Kendrick looks down, and I follow his gaze to get a clear view of our hands—our fingers interlocked, his thumbs rubbing circles on mine as he slowly pulls me closer to him. When I look up at him, his eyes are back on mine, filled with longing.

“What are you doing?” I ask, doing my best to remember why I hated him in the first place. He was with Amy, and he treated me like shit after we hooked up. I have every reason to slap him in the face right now and storm out of here, but every cell in my blood wants to be right here in front of him, my hands grasped in his.

“You impress the fuck outta me, Maya,” he says. “Even when you're getting on my last nerve, you thrill me. Even when I can’t stand you, I want you.”

I shake my head, hoping to knock loose whatever is keeping my feet planted in this spot. “What are you talking about? You and I have never gotten along. We’ve just been forced to work together, and for reasons I can’t understand, it has worked every time.”

“Maybe that’s becausewework every time. You heard what Denver just said—the two of us make a helluva team. I don't believe for a second that you’ve hated me this entire time.”

“Excuse me?”

“You heard me,” he says, pulling me so close that our chests touch. “You never hated me.”

“Yes, I did,” I reply as sweat starts to bead on my forehead. “I still hate you. You’ve been an asshole from the jump.”

“So have you.”

“Then why are you pulling me so close? Why not let me go and walk out of here if I’m an asshole?”

“Why don't you?” he fires back. “You could leave right now if you wanted to. I’m not holding you hostage. If you think everything I just said is bullshit, then leave. Go.”

My breathing becomes labored as my nerves send my body into a state of panic. My vision feels shaky and my hands tremble in his grasp.

“Don't,” I mutter, before steadying myself. “Don't tell me what to do.”

“We’ve already played this game, Maya. In my car, remember? We’ve seen what happens when I tell you what to do.”

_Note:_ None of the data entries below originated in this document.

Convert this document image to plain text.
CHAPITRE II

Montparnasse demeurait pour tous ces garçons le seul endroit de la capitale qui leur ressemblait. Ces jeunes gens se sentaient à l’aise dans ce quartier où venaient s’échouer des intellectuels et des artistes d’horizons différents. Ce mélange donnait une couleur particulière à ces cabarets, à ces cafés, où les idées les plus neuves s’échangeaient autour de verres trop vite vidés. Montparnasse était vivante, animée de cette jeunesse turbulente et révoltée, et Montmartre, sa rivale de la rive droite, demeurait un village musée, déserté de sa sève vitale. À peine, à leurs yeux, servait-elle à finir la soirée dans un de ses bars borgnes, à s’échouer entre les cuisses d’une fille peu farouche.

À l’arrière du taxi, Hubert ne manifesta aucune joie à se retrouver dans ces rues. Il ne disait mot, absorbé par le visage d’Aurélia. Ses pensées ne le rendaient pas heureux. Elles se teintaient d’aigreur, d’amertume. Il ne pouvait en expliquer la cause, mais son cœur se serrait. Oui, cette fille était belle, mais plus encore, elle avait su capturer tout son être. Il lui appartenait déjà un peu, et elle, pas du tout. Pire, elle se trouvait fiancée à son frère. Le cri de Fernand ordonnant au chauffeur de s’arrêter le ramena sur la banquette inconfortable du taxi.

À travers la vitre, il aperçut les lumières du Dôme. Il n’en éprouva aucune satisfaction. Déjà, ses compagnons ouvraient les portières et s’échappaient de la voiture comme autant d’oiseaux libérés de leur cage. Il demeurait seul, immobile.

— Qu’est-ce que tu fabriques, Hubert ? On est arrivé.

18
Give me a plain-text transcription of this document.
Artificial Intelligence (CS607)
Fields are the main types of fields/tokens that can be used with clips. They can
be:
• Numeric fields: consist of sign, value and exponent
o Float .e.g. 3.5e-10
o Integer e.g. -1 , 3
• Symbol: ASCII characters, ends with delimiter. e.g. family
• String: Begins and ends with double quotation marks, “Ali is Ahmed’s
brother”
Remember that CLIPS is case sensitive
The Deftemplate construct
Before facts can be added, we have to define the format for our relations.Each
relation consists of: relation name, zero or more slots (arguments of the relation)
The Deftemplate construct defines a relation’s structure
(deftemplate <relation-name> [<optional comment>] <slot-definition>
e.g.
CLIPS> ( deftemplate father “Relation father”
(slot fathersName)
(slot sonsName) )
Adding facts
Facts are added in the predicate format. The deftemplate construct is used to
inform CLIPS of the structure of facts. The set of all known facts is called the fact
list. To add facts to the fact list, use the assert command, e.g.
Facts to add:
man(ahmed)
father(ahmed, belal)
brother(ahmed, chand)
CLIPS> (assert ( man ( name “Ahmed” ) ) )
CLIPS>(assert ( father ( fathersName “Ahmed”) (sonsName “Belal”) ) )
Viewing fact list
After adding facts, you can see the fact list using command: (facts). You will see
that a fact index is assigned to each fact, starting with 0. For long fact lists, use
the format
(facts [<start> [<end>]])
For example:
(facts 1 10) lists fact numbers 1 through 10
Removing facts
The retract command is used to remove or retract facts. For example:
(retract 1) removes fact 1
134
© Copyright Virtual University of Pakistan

A flashback hits me like a stun grenade—Kendrick’s hand on my throat as he pulls me from the passenger seat.

I snatch my hands away and spin on my heel, speed walking over to the coffee maker because it’s as far as I can get from him without leaving the room. Why can’t I leave the fucking room?

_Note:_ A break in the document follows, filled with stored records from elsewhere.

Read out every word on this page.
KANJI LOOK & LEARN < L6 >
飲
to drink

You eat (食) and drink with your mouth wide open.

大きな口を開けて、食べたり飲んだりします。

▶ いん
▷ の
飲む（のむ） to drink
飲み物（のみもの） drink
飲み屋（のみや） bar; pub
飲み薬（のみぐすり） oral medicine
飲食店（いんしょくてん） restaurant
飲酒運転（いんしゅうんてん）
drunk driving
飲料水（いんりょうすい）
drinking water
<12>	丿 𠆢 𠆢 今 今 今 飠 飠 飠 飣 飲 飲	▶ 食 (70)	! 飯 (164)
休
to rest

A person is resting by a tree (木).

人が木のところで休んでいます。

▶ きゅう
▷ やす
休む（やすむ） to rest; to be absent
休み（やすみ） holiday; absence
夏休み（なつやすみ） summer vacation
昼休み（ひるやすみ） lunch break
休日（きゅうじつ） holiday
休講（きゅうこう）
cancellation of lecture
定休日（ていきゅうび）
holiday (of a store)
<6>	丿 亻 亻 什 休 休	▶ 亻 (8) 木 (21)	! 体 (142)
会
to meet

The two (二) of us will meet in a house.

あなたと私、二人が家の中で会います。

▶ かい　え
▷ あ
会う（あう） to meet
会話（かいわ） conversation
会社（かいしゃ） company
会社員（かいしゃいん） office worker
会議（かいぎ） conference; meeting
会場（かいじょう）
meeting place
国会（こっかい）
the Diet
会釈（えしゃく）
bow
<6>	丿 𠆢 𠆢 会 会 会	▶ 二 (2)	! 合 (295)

“I don't know what you're talking about,” I bark, trying to hold it together as my grip on self-control falters. “Whatever happened before doesn't matter now.”

“Why are you trying so hard to fight it?” Kendrick asks, frowning as he slowly takes steps toward me.

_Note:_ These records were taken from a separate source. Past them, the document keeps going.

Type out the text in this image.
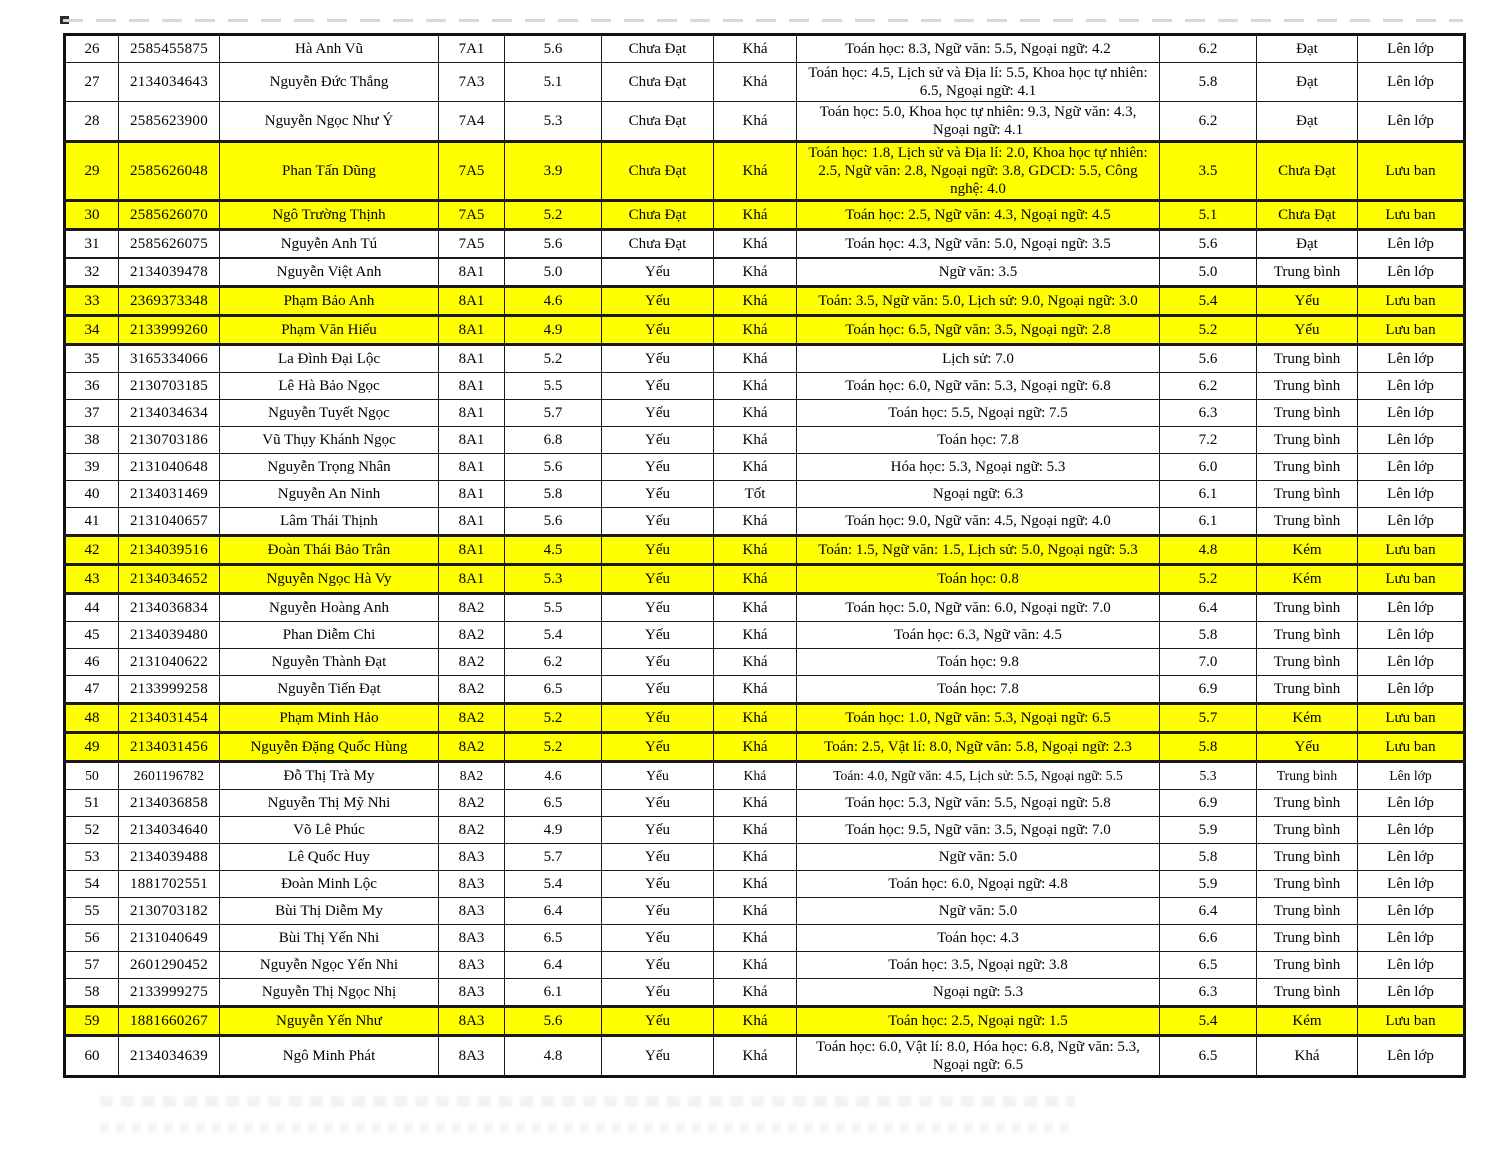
26	2585455875	Hà Anh Vũ	7A1	5.6	Chưa Đạt	Khá	Toán học: 8.3, Ngữ văn: 5.5, Ngoại ngữ: 4.2	6.2	Đạt	Lên lớp
27	2134034643	Nguyễn Đức Thắng	7A3	5.1	Chưa Đạt	Khá	Toán học: 4.5, Lịch sử và Địa lí: 5.5, Khoa học tự nhiên: 6.5, Ngoại ngữ: 4.1	5.8	Đạt	Lên lớp
28	2585623900	Nguyễn Ngọc Như Ý	7A4	5.3	Chưa Đạt	Khá	Toán học: 5.0, Khoa học tự nhiên: 9.3, Ngữ văn: 4.3, Ngoại ngữ: 4.1	6.2	Đạt	Lên lớp
29	2585626048	Phan Tấn Dũng	7A5	3.9	Chưa Đạt	Khá	Toán học: 1.8, Lịch sử và Địa lí: 2.0, Khoa học tự nhiên: 2.5, Ngữ văn: 2.8, Ngoại ngữ: 3.8, GDCD: 5.5, Công nghệ: 4.0	3.5	Chưa Đạt	Lưu ban
30	2585626070	Ngô Trường Thịnh	7A5	5.2	Chưa Đạt	Khá	Toán học: 2.5, Ngữ văn: 4.3, Ngoại ngữ: 4.5	5.1	Chưa Đạt	Lưu ban
31	2585626075	Nguyễn Anh Tú	7A5	5.6	Chưa Đạt	Khá	Toán học: 4.3, Ngữ văn: 5.0, Ngoại ngữ: 3.5	5.6	Đạt	Lên lớp
32	2134039478	Nguyễn Việt Anh	8A1	5.0	Yếu	Khá	Ngữ văn: 3.5	5.0	Trung bình	Lên lớp
33	2369373348	Phạm Bảo Anh	8A1	4.6	Yếu	Khá	Toán: 3.5, Ngữ văn: 5.0, Lịch sử: 9.0, Ngoại ngữ: 3.0	5.4	Yếu	Lưu ban
34	2133999260	Phạm Văn Hiếu	8A1	4.9	Yếu	Khá	Toán học: 6.5, Ngữ văn: 3.5, Ngoại ngữ: 2.8	5.2	Yếu	Lưu ban
35	3165334066	La Đình Đại Lộc	8A1	5.2	Yếu	Khá	Lịch sử: 7.0	5.6	Trung bình	Lên lớp
36	2130703185	Lê Hà Bảo Ngọc	8A1	5.5	Yếu	Khá	Toán học: 6.0, Ngữ văn: 5.3, Ngoại ngữ: 6.8	6.2	Trung bình	Lên lớp
37	2134034634	Nguyễn Tuyết Ngọc	8A1	5.7	Yếu	Khá	Toán học: 5.5, Ngoại ngữ: 7.5	6.3	Trung bình	Lên lớp
38	2130703186	Vũ Thụy Khánh Ngọc	8A1	6.8	Yếu	Khá	Toán học: 7.8	7.2	Trung bình	Lên lớp
39	2131040648	Nguyễn Trọng Nhân	8A1	5.6	Yếu	Khá	Hóa học: 5.3, Ngoại ngữ: 5.3	6.0	Trung bình	Lên lớp
40	2134031469	Nguyễn An Ninh	8A1	5.8	Yếu	Tốt	Ngoại ngữ: 6.3	6.1	Trung bình	Lên lớp
41	2131040657	Lâm Thái Thịnh	8A1	5.6	Yếu	Khá	Toán học: 9.0, Ngữ văn: 4.5, Ngoại ngữ: 4.0	6.1	Trung bình	Lên lớp
42	2134039516	Đoàn Thái Bảo Trân	8A1	4.5	Yếu	Khá	Toán: 1.5, Ngữ văn: 1.5, Lịch sử: 5.0, Ngoại ngữ: 5.3	4.8	Kém	Lưu ban
43	2134034652	Nguyễn Ngọc Hà Vy	8A1	5.3	Yếu	Khá	Toán học: 0.8	5.2	Kém	Lưu ban
44	2134036834	Nguyễn Hoàng Anh	8A2	5.5	Yếu	Khá	Toán học: 5.0, Ngữ văn: 6.0, Ngoại ngữ: 7.0	6.4	Trung bình	Lên lớp
45	2134039480	Phan Diễm Chi	8A2	5.4	Yếu	Khá	Toán học: 6.3, Ngữ văn: 4.5	5.8	Trung bình	Lên lớp
46	2131040622	Nguyễn Thành Đạt	8A2	6.2	Yếu	Khá	Toán học: 9.8	7.0	Trung bình	Lên lớp
47	2133999258	Nguyễn Tiến Đạt	8A2	6.5	Yếu	Khá	Toán học: 7.8	6.9	Trung bình	Lên lớp
48	2134031454	Phạm Minh Hảo	8A2	5.2	Yếu	Khá	Toán học: 1.0, Ngữ văn: 5.3, Ngoại ngữ: 6.5	5.7	Kém	Lưu ban
49	2134031456	Nguyễn Đặng Quốc Hùng	8A2	5.2	Yếu	Khá	Toán: 2.5, Vật lí: 8.0, Ngữ văn: 5.8, Ngoại ngữ: 2.3	5.8	Yếu	Lưu ban
50	2601196782	Đỗ Thị Trà My	8A2	4.6	Yếu	Khá	Toán: 4.0, Ngữ văn: 4.5, Lịch sử: 5.5, Ngoại ngữ: 5.5	5.3	Trung bình	Lên lớp
51	2134036858	Nguyễn Thị Mỹ Nhi	8A2	6.5	Yếu	Khá	Toán học: 5.3, Ngữ văn: 5.5, Ngoại ngữ: 5.8	6.9	Trung bình	Lên lớp
52	2134034640	Võ Lê Phúc	8A2	4.9	Yếu	Khá	Toán học: 9.5, Ngữ văn: 3.5, Ngoại ngữ: 7.0	5.9	Trung bình	Lên lớp
53	2134039488	Lê Quốc Huy	8A3	5.7	Yếu	Khá	Ngữ văn: 5.0	5.8	Trung bình	Lên lớp
54	1881702551	Đoàn Minh Lộc	8A3	5.4	Yếu	Khá	Toán học: 6.0, Ngoại ngữ: 4.8	5.9	Trung bình	Lên lớp
55	2130703182	Bùi Thị Diễm My	8A3	6.4	Yếu	Khá	Ngữ văn: 5.0	6.4	Trung bình	Lên lớp
56	2131040649	Bùi Thị Yến Nhi	8A3	6.5	Yếu	Khá	Toán học: 4.3	6.6	Trung bình	Lên lớp
57	2601290452	Nguyễn Ngọc Yến Nhi	8A3	6.4	Yếu	Khá	Toán học: 3.5, Ngoại ngữ: 3.8	6.5	Trung bình	Lên lớp
58	2133999275	Nguyễn Thị Ngọc Nhị	8A3	6.1	Yếu	Khá	Ngoại ngữ: 5.3	6.3	Trung bình	Lên lớp
59	1881660267	Nguyễn Yến Như	8A3	5.6	Yếu	Khá	Toán học: 2.5, Ngoại ngữ: 1.5	5.4	Kém	Lưu ban
60	2134034639	Ngô Minh Phát	8A3	4.8	Yếu	Khá	Toán học: 6.0, Vật lí: 8.0, Hóa học: 6.8, Ngữ văn: 5.3, Ngoại ngữ: 6.5	6.5	Khá	Lên lớp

“Don't come over here. Stop walking,” I demand, but he takes another step.

“No,” he snips. “Stop being in denial. If you don't want me to come over there, say it like you fucking mean it. Tell me to get the fuck out right now. If you hate me so much, prove it once and for all. Otherwise, admit that you want me. Make a choice and voice it loud and clear.”

My heart slams against the inside of my chest as Kendrick takes another step, licking his lips as he stalks toward me. I have no defense left to put up. It’s true that I can’t stand him, and it’s also true that I want him more than anything. He challenges me in ways I never knew possible, even if I denied it all, the wetness between my legs would suggest otherwise.

“You want me to voice it loud and clear?” I ask. Kendrick nods and I exhale. “Then make me.”

Kendrick smirks, just before he lurches forward with three giant steps and slams his mouth against mine. My reality is suddenly shrouded in thick fog as I fall through the floor of the break room into a cloud of ecstasy and passion. We kiss with nothing but lust as our hands clamor over each other’s bodies, pulling at clothes in search of scorching hot skin, and being frantic when we can’t find it fast enough. I completely forget where I am as my eyes close and I sink beneath waves, drowning in the man I always thought I hated. His lips feel so good on mine that it doesn't seem real, and I’m truly disappointed when he pulls away.